The Pascha was given to the accumulated Spanish prisoners to sail away in. The pinnaces were kept till a suitable, smart-sailing Spanish craft was found, boarded, and captured to replace them; whereupon they were broken up and their metal given to the Maroons. Then, in two frigates, with ballast of silver and cargo of jewels and gold, the thirty survivors of the adventure set sail for home. ’Within 23 days we passed from the Cape of Florida to the Isles of Scilly, and so arrived at Plymouth on Sunday about sermon time, August 9, 1573, at what time the news of our Captain’s return, brought unto his friends, did so speedily pass over all the church, and surpass their minds with desire to see him, that very few or none remained with the preacher, all hastening to see the evidence of God’s love and blessing towards our Gracious Queen and country, by the fruit of our Captain’s labour and success. Soli Deo Gloria.’
CHAPTER VII
DRAKE’S ‘ENCOMPASSMENT OF ALL THE WORLDE’

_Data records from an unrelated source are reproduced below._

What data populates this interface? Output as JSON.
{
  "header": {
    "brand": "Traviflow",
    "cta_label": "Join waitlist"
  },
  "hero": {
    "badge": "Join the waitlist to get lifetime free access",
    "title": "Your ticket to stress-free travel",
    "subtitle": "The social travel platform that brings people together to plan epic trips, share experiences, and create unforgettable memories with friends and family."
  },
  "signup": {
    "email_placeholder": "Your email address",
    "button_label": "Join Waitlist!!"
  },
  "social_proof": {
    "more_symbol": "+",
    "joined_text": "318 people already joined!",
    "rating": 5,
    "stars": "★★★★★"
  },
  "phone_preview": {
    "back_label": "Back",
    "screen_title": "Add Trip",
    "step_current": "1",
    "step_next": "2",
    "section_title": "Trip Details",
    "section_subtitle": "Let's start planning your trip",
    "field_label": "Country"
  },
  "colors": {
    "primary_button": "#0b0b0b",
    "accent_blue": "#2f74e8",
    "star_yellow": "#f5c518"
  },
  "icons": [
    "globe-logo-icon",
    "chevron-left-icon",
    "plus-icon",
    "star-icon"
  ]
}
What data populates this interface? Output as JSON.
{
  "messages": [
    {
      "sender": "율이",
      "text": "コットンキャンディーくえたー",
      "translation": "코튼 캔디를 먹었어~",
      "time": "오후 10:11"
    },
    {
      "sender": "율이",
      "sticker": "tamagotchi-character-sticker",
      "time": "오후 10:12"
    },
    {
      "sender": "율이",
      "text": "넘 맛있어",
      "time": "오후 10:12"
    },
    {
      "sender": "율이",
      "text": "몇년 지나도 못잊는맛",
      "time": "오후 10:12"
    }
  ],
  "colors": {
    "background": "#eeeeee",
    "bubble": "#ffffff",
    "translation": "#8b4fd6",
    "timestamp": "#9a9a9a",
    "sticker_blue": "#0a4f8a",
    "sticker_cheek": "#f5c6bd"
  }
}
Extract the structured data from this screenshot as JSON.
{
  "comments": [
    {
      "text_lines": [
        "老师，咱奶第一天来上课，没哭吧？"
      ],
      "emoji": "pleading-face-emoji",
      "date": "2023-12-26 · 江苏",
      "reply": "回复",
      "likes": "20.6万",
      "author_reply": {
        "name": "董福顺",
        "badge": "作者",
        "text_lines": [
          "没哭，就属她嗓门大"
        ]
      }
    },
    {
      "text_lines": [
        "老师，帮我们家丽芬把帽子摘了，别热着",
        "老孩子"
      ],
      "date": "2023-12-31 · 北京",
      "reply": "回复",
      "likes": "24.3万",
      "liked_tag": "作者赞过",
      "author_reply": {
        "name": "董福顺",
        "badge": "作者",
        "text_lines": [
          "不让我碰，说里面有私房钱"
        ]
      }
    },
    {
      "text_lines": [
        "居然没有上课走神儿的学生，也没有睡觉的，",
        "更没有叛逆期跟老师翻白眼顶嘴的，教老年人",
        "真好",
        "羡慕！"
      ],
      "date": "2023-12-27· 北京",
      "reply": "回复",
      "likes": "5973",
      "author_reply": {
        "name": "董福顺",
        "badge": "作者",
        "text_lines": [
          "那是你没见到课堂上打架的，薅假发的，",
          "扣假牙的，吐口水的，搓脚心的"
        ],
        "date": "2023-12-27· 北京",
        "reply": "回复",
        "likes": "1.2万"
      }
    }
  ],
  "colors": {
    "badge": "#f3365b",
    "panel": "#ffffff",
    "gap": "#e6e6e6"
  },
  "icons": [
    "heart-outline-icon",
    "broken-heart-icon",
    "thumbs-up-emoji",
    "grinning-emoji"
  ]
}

When Drake left for Nombre de Dios in the spring of 1572, Spain and England were both ready to fly at each other’s throats. When he Came back in the summer of 1573, they were all for making friends—hypocritically so, but friends. Drake’s plunder stank in the nostrils of the haughty Dons. It was a very inconvenient factor in the diplomatic problem for Elizabeth. Therefore Drake disappeared and his plunder too. He went to Ireland on service in the navy. His plunder was divided up in secrecy among all the high and low contracting parties.
In 1574 the Anglo-Spanish scene had changed again. The Spaniards had been so harassed by the English sea-dogs between the Netherlands and Spain that Philip listened to his great admiral, Menendez, who, despairing of direct attack on England, proposed to seize the Scilly Isles and from that naval base clear out a way through all the pirates of the English Channel. War seemed certain. But a terrible epidemic broke out in the Spanish fleet. Menendez died. And Philip changed his policy again.

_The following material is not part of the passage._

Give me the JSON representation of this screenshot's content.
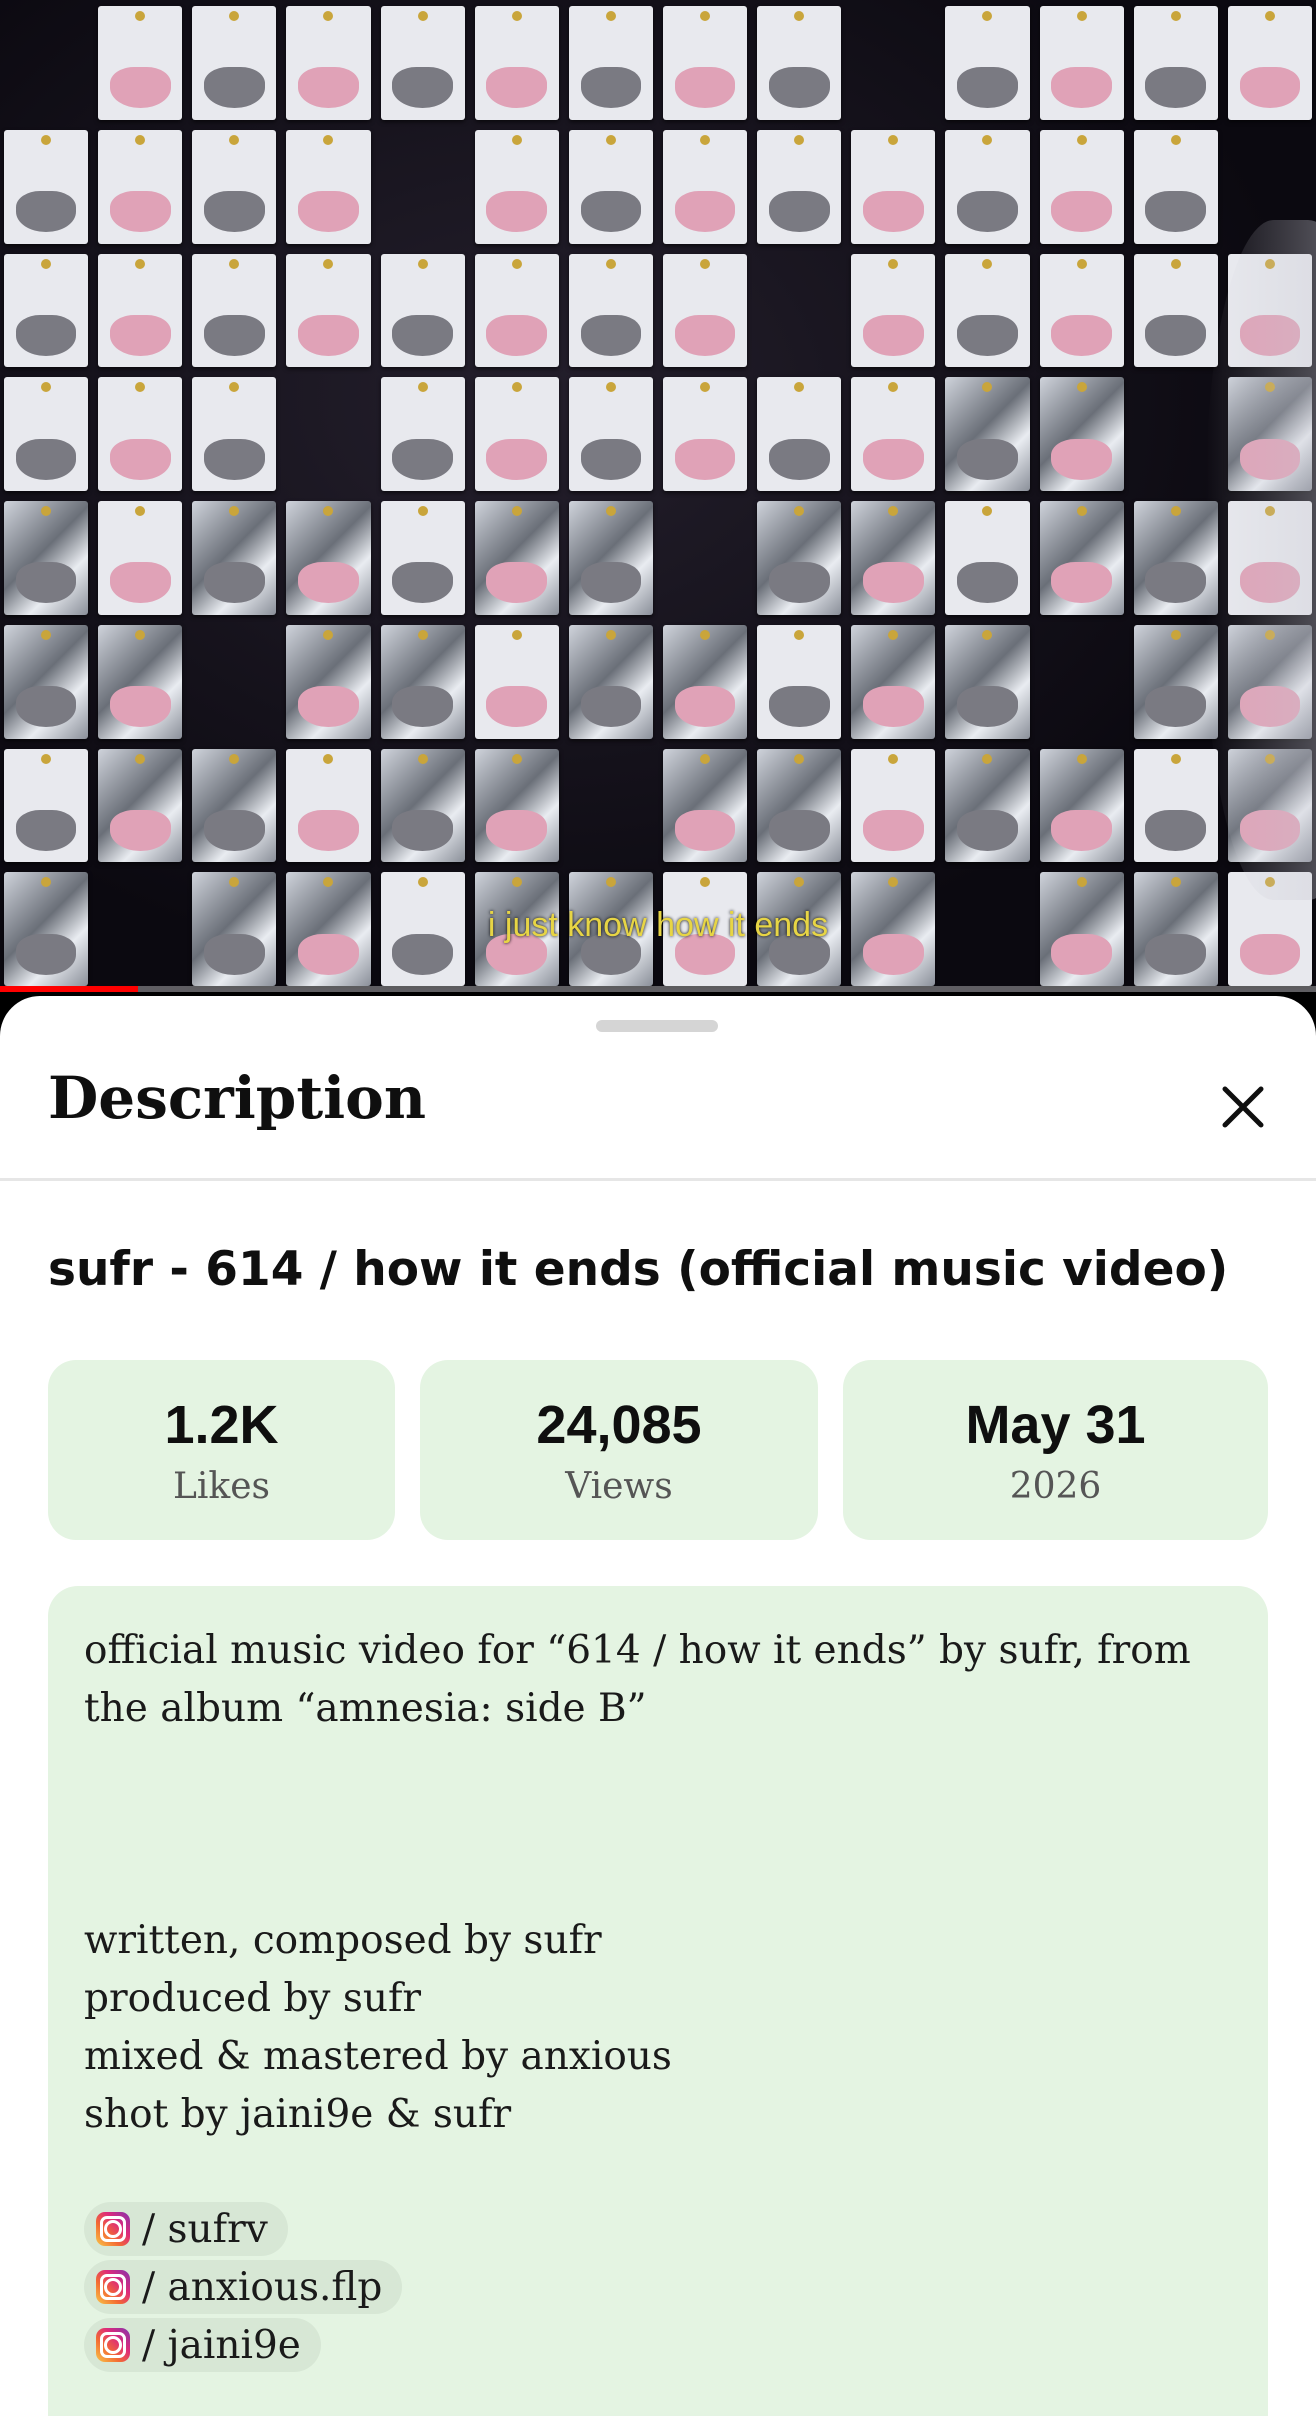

This same year John Oxenham, Drake’s old second-in-command, sailed over to his death. The Spaniards caught him on the Isthmus of Darien and hanged him as a pirate at Lima in Peru.
In the autumn of 1575 Drake returned to England with a new friend, Thomas Doughty, a soldier-scholar of the Renaissance, clever and good company, but one of those ‘Italianate’ Englishmen who gave rise to the Italian proverb: Inglese italianato e diavolo incarnato—’an Italianized Englishman is the very Devil.’ Doughty was patronized by the Earl of Essex, who had great influence at court.